First, the denial of access to food not only disrupts work, trade and food-seeking activities, but also harms public health with difficulty accessing clean water, forcing people to congregate in unsanitary conditions, destroying sanitation facilities and deteriorating housing and shelter. Several reports have indicated that the RSF has looted medical supplies in hospitals and warehouses, fired mortar shells, and forced medical teams to provide healthcare for RSF wounded fighters.
This has led to a collapse in the health situation, especially with the spread of epidemic diseases, as it is estimated that 3.4 million children under the age of five are at risk of cholera, malaria and measles.
Second, access to food is not only denied, but is accompanied by a range of abuses including direct violence, sexual violence, displacement and the destruction of livelihoods and infrastructure. This is what happened during the protracted war in Sudan, where Human Rights Watch documented a number of crimes committed by the support forces, including widespread sexual violence in areas under their control, as well as the unlawful detention of civilians.
The process of starving individuals and populations usually takes a long time.
Third, starvation intersects with other causes of food deprivation, some of which are beyond the control of society, such as environmental pressures and natural disasters. In June 2024, for example, about 491,000 people were affected by the heavy rains that fell in Sudan.
External factors include economic disparities and policies that cause economic distress, either intentionally or by mistake. One of the causes of the economic crisis in Sudan is the control of the army and the RSF militias over the economy, and the competition between the two parties over commercial interests across the mining, agriculture and industry sectors.
Fourth, the process of starving individuals and populations usually takes a long time, sometimes years, to culminate in the declaration of famine. But in Sudan, after a short time of no more than 14 months, the Federal Emergency Response Council declared famine in Zamzam camp in North Darfur State.
Diverting aid
The Sudanese Armed Forces exploited the United Nations’ treatment of it as the legitimate authority in the country and directed aid to areas it controlled in eastern and northern Sudan and prevented aid from reaching areas under control of the RSF, most of which suffer from severe food insecurity, such as the Darfur region in western Sudan.

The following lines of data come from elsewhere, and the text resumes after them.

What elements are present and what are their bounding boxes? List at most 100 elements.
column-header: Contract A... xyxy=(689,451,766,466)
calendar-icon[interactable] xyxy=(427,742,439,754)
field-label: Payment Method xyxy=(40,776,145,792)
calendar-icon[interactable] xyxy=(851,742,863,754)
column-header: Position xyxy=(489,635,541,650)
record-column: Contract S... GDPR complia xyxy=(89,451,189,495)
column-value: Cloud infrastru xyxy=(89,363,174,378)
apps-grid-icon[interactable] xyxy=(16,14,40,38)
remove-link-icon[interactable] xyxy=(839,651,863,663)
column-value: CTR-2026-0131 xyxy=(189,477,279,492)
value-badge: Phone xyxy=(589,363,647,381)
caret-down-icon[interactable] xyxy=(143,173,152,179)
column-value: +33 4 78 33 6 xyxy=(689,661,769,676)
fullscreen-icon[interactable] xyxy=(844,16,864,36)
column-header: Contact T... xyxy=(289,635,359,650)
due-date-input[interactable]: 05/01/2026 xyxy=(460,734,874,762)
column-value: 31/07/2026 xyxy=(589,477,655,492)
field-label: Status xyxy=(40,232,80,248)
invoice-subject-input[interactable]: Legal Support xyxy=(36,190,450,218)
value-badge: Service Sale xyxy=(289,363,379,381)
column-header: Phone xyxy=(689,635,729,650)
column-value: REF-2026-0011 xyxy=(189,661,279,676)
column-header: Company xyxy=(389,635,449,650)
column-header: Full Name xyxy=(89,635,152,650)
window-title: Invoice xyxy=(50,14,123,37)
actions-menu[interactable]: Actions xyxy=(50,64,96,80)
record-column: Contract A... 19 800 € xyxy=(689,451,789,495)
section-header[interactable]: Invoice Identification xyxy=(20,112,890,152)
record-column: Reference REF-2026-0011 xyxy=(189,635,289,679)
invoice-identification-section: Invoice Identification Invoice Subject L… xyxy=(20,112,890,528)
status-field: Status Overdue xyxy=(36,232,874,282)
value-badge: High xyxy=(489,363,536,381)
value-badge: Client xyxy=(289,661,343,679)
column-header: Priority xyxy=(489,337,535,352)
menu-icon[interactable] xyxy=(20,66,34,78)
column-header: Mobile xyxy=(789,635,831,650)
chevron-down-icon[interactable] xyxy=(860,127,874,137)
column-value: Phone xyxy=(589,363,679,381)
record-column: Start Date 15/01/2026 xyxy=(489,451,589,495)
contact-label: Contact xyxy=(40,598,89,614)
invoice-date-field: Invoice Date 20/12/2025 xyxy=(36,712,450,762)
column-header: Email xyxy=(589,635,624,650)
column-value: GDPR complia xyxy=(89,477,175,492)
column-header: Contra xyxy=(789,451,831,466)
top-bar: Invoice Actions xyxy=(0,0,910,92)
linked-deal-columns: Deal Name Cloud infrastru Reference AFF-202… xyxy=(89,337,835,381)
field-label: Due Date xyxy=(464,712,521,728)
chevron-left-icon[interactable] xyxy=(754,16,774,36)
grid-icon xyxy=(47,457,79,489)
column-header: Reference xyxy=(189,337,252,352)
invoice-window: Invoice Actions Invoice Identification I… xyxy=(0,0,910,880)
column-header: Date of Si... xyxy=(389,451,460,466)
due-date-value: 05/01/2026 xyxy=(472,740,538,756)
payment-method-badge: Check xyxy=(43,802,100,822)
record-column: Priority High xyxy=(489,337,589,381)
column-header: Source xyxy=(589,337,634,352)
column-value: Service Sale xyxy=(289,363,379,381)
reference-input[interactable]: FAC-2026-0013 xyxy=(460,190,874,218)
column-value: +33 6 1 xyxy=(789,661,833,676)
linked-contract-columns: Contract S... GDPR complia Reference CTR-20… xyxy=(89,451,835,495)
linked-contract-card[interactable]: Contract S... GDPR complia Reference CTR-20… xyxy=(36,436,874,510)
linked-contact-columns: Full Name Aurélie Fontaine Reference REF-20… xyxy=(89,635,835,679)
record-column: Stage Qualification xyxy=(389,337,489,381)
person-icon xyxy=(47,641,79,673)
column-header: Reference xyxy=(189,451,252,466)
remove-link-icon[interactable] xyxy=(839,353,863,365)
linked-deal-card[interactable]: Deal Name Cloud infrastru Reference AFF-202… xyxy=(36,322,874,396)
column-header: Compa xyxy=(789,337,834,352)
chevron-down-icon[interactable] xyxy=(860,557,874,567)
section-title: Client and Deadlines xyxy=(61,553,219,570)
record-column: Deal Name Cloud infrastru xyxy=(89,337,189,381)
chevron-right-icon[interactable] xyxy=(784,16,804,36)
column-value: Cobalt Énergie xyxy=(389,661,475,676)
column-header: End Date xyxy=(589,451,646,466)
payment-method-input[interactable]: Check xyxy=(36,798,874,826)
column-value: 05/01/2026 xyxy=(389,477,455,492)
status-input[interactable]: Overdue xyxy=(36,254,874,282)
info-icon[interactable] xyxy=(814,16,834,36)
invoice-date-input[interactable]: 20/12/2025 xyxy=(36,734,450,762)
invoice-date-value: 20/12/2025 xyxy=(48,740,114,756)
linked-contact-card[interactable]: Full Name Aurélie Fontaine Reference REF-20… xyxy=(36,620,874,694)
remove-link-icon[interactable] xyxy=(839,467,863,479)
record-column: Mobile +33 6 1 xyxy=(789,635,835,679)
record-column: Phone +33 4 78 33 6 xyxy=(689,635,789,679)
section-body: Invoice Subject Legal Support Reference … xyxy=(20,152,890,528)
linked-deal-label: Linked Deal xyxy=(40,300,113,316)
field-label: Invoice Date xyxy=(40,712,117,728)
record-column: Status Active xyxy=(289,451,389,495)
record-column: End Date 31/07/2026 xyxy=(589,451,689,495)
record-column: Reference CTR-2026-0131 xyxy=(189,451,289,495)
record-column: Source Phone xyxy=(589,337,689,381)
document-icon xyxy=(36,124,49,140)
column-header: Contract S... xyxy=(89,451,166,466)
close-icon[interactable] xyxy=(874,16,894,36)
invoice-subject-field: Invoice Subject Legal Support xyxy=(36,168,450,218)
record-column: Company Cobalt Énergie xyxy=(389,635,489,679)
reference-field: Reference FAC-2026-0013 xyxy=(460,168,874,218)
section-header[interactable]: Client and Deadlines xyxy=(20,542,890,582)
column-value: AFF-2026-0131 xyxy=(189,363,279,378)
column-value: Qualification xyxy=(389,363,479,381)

As a result, the World Food Program was only able to deliver aid to 10% of those facing severe acute hunger across Sudan.
These kitchens and other initiatives were not spared from attacks.
In an attempt to save people’s lives, after Sudanese and international institutions failed to feed the hungry, emergency rooms formed by local volunteers established community kitchens known as “good kitchens.” Yet these kitchens and other initiatives were not spared from attacks by both sides of the conflict. Soldiers stole and looted them, assaulted and arrested volunteers, which caused the kitchens to stop providing food.
The escalating use of starvation as a weapon in Sudan’s raging war portends a famine of historic proportions the Arab country has never seen before. Of course, we do not know the names of those who died of starvation in previous conflicts or in the current war, but those we do know are the ones who committed these crimes.